United States District Court, E.D. California

June 8, 2017

P.H., by her guardian ad litem JUANITA LUNA, Plaintiff,
v.
TEHACHAPI UNIFIED SCHOOL DISTRICT, KATHLEEN QUIJADA, and DOES 1-100, inclusive, Defendants.

          ORDER DENYING MOTION TO DISMISS AND APPOINTING GUARDIAN AD LITEM (DOC. NOS. 2, 6)

         On February 22, 2017, plaintiff P.H., a minor, commenced this action by filing a complaint against Kathleen Quijada and the Tehachapi Unified School District ("Tehachapi") bringing claims for 1) a violation of the American Disabilities Act ("ADA"), 28 C.F.R. Part 35; 2) a violation of the Unruh Civil Rights Act, Cal. Civ. Code § 51, et seq.; 3) a violation of the Rehabilitation Act, 28 U.S.C. § 794 (§ 504); 4) breach of due of care arising under a special relationship; 5) negligence; 6) assault; 7) battery; and 8) intentional infliction of emotional district. (Doc. No. 1.) On the same day, plaintiff P.H.'s mother filed a motion for order appointing her guardian ad litem for P.H. (Doc. No. 2.) On March 16, 2017, defendant Tehachapi filed a motion to dismiss plaintiffs first and third claim for relief under Federal Rule of Civil Procedure ("Rule") 12(b)(6). (Doc. No. 6.) On April 3, 2017 plaintiff P.H. filed an opposition to the motion to dismiss and on April 10, 2017, defendant Tehachapi filed a reply. (Doc. Nos. 9 and 10.) The motion for order appointing guardian ad litem is unopposed. The matters came before the court for hearing on April 18, 2017. Attorney Anthony DeMaria appeared telephonically on behalf of defendant Tehachapi and attorney David Grey appeared telephonically on behalf of plaintiff. (Doc. No. 12.) The matters were taken under submission. For the reasons that follow the court will appoint Juanita Luna as P.H.'s guardian ad litem and will deny defendant Tehachapi's motion to dismiss.

         Background

         Plaintiff P.H. is a seven-year old girl who suffers from multiple severe disabilities, is non-verbal, and has limited intellectual capacity. (Doc. No. 2 at 3.) P.H. was a student at Tehachapi where she alleges she was tied to a chair with a blanket and left for entire school days. (Doc. No. 1 at 2.) Plaintiff further alleges she was bruised, battered, screamed at, and left all day in soiled papers. (Id.) In sum, plaintiff claims that she was physically and psychologically abused because of her disability from March 2016 through May 2016. (Id.) Her biological mother and legal custodian is Juanita Luna. (Doc. No. 2 at 3.) As noted, Ms. Luna has moved for an order appointing herself as guardian ad litem for P.H. (Doc. No. 2.)

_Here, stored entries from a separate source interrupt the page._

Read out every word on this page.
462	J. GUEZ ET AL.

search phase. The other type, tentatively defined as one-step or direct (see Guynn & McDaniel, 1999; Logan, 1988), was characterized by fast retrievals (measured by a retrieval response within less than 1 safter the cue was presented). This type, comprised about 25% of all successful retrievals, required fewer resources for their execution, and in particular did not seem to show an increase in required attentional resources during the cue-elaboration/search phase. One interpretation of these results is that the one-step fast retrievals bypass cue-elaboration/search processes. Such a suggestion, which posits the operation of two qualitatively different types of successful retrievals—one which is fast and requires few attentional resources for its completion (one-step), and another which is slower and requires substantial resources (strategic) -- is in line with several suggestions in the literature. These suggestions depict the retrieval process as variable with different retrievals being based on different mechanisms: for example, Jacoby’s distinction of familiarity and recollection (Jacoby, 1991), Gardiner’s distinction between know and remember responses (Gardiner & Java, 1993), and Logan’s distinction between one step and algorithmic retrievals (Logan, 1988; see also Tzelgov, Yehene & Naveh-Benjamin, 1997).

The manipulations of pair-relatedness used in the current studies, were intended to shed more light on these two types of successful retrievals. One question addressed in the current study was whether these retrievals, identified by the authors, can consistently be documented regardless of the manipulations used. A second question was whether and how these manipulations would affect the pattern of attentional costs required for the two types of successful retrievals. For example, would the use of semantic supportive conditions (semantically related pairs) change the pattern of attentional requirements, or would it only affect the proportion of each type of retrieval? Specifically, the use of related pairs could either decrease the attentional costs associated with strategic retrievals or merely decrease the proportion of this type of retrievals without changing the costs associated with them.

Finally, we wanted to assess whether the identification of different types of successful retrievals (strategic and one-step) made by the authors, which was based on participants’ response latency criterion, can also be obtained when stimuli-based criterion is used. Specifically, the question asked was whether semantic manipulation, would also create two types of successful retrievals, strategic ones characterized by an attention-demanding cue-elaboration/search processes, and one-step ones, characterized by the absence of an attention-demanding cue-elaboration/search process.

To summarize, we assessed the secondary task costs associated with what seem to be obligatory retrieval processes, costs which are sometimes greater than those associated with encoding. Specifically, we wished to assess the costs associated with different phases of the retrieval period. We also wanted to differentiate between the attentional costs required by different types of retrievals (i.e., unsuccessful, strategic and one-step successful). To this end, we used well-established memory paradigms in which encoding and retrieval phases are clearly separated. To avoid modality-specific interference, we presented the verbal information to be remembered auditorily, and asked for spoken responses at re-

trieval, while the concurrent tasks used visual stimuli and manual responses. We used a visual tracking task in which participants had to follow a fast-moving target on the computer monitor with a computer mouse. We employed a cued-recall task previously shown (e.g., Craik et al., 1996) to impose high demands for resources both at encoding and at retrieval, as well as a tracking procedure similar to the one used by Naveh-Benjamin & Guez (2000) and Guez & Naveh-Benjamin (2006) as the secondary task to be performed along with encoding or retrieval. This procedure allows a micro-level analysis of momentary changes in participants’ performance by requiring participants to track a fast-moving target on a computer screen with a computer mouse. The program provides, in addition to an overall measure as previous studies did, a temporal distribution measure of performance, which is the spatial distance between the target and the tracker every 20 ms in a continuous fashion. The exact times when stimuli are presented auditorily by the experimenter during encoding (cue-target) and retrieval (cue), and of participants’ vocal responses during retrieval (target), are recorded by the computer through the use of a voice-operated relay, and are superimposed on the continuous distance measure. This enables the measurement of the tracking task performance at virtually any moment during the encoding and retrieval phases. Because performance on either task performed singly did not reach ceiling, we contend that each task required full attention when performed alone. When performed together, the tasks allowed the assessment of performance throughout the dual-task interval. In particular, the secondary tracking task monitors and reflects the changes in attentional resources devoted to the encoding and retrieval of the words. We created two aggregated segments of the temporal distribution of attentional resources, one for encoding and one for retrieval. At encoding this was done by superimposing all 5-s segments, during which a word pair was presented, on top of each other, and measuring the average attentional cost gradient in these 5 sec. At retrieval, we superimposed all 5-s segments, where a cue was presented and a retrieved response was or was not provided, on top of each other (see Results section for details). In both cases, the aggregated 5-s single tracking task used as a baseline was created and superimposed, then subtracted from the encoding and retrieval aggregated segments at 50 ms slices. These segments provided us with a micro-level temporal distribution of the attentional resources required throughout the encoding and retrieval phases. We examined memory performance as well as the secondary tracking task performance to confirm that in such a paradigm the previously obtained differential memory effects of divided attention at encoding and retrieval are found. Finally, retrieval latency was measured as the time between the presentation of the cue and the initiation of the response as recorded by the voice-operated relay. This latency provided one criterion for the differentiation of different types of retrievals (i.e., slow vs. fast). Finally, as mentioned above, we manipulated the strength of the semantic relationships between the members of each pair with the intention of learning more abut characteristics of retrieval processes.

         As also noted, defendant Tehachapi moves to dismiss plaintiff's first and third claims brought under the ADA and the Rehabilitation Act, respectively, arguing that plaintiff has failed to allege that she exhausted her administrative remedies with respect to those claims. (Doc. No. 6 at 1-2.) Tehachapi contends that the Individuals with Disabilities Education Act (“IDEA”) requires exhaustion of plaintiff's first and third claims for relief before plaintiff can seek federal court intervention. (Id. at 5.) Plaintiff opposes dismissal of those claims, arguing that exhaustion is not required because her first and third claims are personal injury damages claims and are independent of the relief available under the IDEA for denial of free appropriate public education (“FAPE”). (Doc. No. 98 at 1) (citing Fry v. Napolean Community Schools, 580 U.S. ___, 137 S.Ct. 743, 749 (2017) (“We hold that exhaustion is not necessary when the gravamen of the plaintiff's suit is something other than the denial of the IDEA's core guarantee - what the Act calls a ‘free appropriate public education.'”)).

         Below, the court will first address the motion for appointment of a guardian ad litem before turning to defendant's motion to dismiss.

         Guardian Ad Litem

         “District courts have a special duty, derived from Federal Rule of Civil Procedure 17(c), to safeguard the interests of litigants who are minors.” Robidoux v. Rosengren, 638 F.3d 1177, 1181 (9th Cir. 2011). Rule 17 provides that “[t]he court must appoint a guardian ad litem-or issue another appropriate order-to protect a minor or incompetent person who is unrepresented in an action.” Fed.R.Civ.P. 17(c)(2). Local Rule 202(a) of this court states, in pertinent part:

Upon commencement of an action or upon initial appearance in defense of an action by or on behalf of a minor . . . the attorney representing the minor or incompetent person shall present . . . a motion for the appointment of a guardian ad litem by the Court, or . . . a showing satisfactory to the Court that no such appointment is necessary to ensure adequate representation of the minor or incompetent person. See Fed. R. Civ. P. 17(c).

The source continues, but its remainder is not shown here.